Se Sua Santidade quiser saber um pouco mais sobre o Foro de São Paulo:

De pouco a pouco a estratégia dos revolucionários liderados por Lula e Castro através do Foro de São Paulo vai tomando a posse destes países, com eleições fraudulentas e assaltos a cofres públicos, tudo “pela causa revolucionária”. No Brasil, Mensalões e Petrolões como exemplos.

Pois bem. Nada disso poderia assustar um País como o Brasil, que se diz de maioria católica. Entretanto, é bom que Sua Santidade saiba que os bispos brasileiros, inclusive a CNBB, estão à frente dos católicos propagando e incentivando a adesão de todos nós no apoio a tais projetos, instituições e ideologias.

Em 2010 a CNBB apoiou plebiscito “pelo limite de propriedade da terra e grito dos excluídos”, com panfletos distribuídos a todas as paróquias do Brasil (http://www.cnbb.org.br/comissoes-episcopais-1/caridade-justica-e-paz/3869-pastorais-sociais-e-organismos-da-cnbb-confirmam-apoio-ao-plebiscito-pelo-limite-de-propriedade-da-terra-e-ao-grito-dos-excluidos) .

Ainda neste ano de 2014, a CNBB se juntou a organizações (http://www.reformapoliticademocratica.org.br/quem-somos-2/) como os ativistas da LGBT,  MST e outras instituições que promovem a luta de classes - inclusive aborto - , para uma marcha pela reforma política brasileira, que significa, de fato, a prática do decreto bolivariano 8.243 (http://www.planalto.gov.br/ccivil_03/_Ato2011-2014/2014/Decreto/D8243.htm) -  assinado pela Presidente Dilma Roussef.

E nós (pessoas como eu), todos os dias a desmascarar os bispos da nossa própria Igreja, recolhendo tais panfletos e trabalhando na conscientização dos párocos do que isto realmente significa. Já enviei e-mails para a Congregação para o Clero e Congregação para a Doutrina da Fé denunciando tais fatos, e nada acontece.

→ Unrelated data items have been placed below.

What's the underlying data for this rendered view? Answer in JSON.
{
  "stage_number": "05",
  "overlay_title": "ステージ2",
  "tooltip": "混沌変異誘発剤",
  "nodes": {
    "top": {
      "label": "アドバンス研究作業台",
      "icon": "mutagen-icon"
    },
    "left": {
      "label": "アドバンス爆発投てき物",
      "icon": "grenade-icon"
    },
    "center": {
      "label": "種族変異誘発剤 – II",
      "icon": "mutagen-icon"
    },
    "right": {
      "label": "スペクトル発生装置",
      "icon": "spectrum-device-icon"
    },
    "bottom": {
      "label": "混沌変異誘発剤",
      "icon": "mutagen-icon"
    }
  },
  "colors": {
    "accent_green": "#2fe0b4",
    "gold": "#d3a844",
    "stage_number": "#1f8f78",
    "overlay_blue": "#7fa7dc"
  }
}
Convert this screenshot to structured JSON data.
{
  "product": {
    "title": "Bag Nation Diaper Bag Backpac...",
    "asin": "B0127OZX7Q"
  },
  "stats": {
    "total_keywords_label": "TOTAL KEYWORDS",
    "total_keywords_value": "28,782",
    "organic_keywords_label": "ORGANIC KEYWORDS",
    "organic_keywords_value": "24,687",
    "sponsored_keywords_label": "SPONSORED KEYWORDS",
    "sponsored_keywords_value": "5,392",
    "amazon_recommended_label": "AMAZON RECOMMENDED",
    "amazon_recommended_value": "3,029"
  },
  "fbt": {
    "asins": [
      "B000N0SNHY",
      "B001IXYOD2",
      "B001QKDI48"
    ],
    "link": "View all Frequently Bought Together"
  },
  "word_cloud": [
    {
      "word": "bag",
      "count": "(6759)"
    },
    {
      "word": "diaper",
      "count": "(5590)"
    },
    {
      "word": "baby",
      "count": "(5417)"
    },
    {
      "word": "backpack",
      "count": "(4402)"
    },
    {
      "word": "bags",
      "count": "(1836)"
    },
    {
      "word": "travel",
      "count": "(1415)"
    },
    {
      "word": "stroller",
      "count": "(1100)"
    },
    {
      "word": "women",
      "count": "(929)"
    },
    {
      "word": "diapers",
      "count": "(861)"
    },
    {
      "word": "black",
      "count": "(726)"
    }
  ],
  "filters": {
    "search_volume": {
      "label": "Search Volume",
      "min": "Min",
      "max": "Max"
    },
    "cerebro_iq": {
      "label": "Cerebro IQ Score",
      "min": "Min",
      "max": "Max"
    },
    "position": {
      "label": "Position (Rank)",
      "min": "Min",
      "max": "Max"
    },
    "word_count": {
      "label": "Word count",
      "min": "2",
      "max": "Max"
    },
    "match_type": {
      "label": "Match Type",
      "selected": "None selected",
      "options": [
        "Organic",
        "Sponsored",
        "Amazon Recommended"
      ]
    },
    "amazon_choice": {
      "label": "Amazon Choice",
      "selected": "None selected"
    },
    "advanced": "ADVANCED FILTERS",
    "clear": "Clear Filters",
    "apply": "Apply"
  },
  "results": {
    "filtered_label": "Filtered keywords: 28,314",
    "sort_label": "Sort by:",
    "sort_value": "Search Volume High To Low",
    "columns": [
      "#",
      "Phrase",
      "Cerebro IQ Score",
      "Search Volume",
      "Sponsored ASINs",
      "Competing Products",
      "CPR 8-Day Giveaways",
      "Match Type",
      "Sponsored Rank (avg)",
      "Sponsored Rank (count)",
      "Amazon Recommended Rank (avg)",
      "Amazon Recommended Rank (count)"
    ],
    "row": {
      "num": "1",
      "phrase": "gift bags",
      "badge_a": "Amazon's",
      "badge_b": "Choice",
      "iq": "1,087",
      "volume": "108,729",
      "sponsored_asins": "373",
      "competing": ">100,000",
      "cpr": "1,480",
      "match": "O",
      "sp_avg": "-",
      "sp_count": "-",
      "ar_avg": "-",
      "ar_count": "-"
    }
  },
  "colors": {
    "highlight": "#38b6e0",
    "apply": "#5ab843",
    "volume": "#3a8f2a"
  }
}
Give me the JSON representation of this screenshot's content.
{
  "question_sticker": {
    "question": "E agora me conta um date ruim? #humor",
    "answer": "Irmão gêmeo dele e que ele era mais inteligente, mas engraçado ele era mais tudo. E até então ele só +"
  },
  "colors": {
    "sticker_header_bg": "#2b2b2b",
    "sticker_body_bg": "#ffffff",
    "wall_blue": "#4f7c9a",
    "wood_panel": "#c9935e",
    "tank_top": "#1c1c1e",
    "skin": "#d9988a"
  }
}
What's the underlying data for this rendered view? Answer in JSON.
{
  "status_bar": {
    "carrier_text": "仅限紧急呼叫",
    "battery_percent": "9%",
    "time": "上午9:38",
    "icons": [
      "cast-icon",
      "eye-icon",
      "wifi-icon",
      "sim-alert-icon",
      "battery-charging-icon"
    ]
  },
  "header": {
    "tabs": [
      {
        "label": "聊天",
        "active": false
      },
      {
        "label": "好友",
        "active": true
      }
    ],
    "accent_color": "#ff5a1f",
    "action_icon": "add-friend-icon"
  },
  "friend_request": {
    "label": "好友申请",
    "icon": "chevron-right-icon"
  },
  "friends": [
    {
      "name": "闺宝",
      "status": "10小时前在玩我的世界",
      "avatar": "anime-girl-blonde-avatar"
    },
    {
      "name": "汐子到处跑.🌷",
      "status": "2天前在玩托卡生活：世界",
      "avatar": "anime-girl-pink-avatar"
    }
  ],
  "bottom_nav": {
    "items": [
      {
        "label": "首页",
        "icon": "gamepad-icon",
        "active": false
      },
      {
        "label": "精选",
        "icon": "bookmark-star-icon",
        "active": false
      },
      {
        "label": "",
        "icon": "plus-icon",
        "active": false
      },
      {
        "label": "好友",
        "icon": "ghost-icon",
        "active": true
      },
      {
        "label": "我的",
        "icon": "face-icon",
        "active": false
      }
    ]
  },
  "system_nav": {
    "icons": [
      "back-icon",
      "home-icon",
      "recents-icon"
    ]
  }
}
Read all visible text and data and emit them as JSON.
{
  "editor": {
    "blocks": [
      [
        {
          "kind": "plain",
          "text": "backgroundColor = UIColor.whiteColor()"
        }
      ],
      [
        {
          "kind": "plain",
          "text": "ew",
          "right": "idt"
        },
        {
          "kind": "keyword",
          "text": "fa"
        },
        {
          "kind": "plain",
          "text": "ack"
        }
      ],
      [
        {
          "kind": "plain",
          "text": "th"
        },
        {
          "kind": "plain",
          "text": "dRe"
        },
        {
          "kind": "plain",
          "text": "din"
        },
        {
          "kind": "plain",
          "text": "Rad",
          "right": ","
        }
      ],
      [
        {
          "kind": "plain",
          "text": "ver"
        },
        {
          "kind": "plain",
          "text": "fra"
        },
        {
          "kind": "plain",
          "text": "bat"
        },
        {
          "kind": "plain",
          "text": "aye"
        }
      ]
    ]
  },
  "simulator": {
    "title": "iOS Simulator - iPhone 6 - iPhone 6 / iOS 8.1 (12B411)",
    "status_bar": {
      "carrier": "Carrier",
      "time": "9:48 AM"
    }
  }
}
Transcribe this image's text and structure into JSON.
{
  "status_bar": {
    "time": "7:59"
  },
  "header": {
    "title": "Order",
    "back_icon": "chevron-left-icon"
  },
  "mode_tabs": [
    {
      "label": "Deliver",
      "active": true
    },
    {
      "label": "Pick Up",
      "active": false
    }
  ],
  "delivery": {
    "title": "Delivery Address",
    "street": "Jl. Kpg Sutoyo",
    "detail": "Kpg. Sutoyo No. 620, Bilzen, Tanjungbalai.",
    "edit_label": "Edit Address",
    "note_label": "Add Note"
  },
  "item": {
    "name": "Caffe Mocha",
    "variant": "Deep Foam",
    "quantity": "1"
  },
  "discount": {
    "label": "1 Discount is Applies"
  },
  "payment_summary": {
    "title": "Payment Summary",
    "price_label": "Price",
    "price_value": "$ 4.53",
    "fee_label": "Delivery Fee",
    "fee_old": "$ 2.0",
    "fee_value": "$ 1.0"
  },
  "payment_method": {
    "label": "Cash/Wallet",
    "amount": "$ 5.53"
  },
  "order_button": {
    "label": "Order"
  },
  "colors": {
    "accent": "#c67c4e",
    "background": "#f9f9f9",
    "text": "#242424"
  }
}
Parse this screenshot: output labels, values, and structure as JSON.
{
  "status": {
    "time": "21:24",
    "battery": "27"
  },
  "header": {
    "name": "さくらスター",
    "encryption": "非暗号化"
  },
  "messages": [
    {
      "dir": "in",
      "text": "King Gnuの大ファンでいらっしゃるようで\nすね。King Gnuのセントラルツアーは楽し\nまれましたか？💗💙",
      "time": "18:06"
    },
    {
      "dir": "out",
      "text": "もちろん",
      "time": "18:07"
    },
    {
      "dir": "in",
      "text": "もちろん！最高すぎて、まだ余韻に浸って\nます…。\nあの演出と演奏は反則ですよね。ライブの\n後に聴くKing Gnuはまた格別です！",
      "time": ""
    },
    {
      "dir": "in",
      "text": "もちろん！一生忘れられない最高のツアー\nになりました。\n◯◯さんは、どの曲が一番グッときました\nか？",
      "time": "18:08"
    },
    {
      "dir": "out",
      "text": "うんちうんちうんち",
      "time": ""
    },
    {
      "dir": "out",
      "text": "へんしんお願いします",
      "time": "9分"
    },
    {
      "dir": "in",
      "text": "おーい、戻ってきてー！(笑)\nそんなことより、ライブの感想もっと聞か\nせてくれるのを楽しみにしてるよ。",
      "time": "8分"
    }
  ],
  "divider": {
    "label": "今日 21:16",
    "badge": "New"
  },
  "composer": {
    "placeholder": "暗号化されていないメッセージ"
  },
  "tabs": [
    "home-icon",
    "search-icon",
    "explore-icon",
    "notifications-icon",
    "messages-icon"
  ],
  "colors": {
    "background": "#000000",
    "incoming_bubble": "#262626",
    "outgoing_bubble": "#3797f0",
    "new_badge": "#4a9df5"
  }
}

Nas últimas eleições, pouquíssimos sacerdotes conseguiram se manifestar contra esse comunismo que sorrateiramente se apossa do nosso País – foram moralmente perseguidos pelos demais de sua Igreja. A maioria dos sacerdotes brasileiros é “a favor dos pobres”, quero dizer, defende o Bolsa Família, Bolsa Escola, Bolsa qualquer coisa, ao invés de defender a promoção do crescimento nas regiões mais carentes.  E defendem, também e insistentemente, a luta de classes e a desapropriação de terras e expropriação de bens. É a estratégia comunista do Foro de São Paulo que se infiltra sorrateiramente em todos os níveis da sociedade – inclusive e especialmente na Igreja – para subverter a ordem pública com o seu marxismo cultural.

No Brasil, 38% dos universitários são analfabetos funcionais, ou seja, não aprenderam nada, o que abre o caminho para a subordinação ao Estado.  O sistema de saúde está sucateado, pessoas morrendo nas portas dos hospitais por falta de remédios, de leitos, milhares de pessoas desempregadas, e que acontece? O Estado DÁ uma Bolsa “Esmola” e o povo fica feliz! Povo humilde, que não conhece seus direitos.  Enquanto isso, somos vilipendiados pela corrupção que toma conta das nossas instituições públicas – com a conivência do Partido dos Trabalhadores, da Presidenta Dilma Roussef. São fatos públicos e notórios, e não temos a quem recorrer. Os pobres ficam cada vez mais pobres, e até os que não eram pobres, hoje já são beneficiários do Bolsa-Família, conforme os números abaixo:
População brasileira: 201.032.714 habitantes
Beneficiários do Bolsa-Família: 47.854.606 beneficiários (23,80% da população)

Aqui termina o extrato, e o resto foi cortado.